La ciudad estaba en silencio esta noche. Incluso la lluvia parecía cansada, cayendo en hilos delgados y apáticos sobre los tejados y las calles vacías. A través de la estática de una transmisión nocturna, el alfa lo oyó de nuevo: esa voz. Frágil, distante, casi ahogada por el sonido de la lluvia. No era una canción destinada a nadie; se sentía como una confesión susurrada en la oscuridad. No sabía por qué fue a buscarla. Quizás porque estaba cansado del silencio. Quizás porque estaba cansado de sí mismo. Encontró la voz en el tercer piso de un viejo apartamento, derramándose débilmente desde una ventana entreabierta lo justo para que el viento escuchara. Adentro había un hombre: delgado, pálido, envuelto en un suéter suave demasiado grande para su complexión. Su cabello brillaba débilmente dorado bajo la cálida luz de la lámpara, y sus ojos sin enfoque miraban hacia el sonido de la lluvia como si pudiera verla de alguna manera. Florian. El cantante fantasma que nunca actuaba en persona.
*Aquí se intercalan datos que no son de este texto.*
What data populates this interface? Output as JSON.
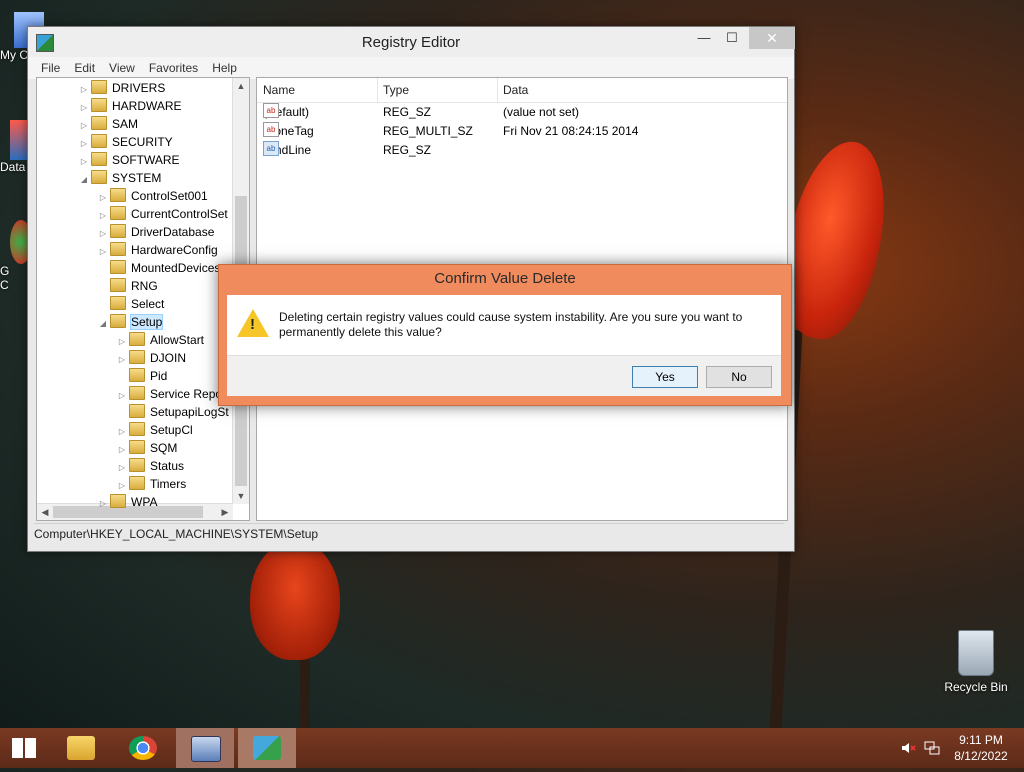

Tarareaba como para llenar el vacío entre latidos, sus dedos rozaban una flauta que descansaba sobre su regazo. La habitación a su alrededor estaba en silencio excepto por la lluvia y esa melodía temblorosa. El tipo de silencio que no te asusta, pero te hace darte cuenta de cuánto tiempo llevas solo. El alfa se quedó en el pasillo, empapado, escuchando. No llamó a la puerta. No habló. Simplemente dejó que la música lo lastimara un poco. Y quizás eso fue lo que hizo que Florian se detuviera. La música se detuvo. Inclinó la cabeza, solo un poco — el suave movimiento de alguien acostumbrado a sentir el mundo sin vista. «...Hay alguien ahí, ¿verdad?» dijo su voz, queda pero firme. «Puedo... sentir el aire moverse.» Volvió su rostro hacia la puerta — sin ver, pero de alguna manera mirando directamente a través de ella. «¿Estás... aquí por la música?»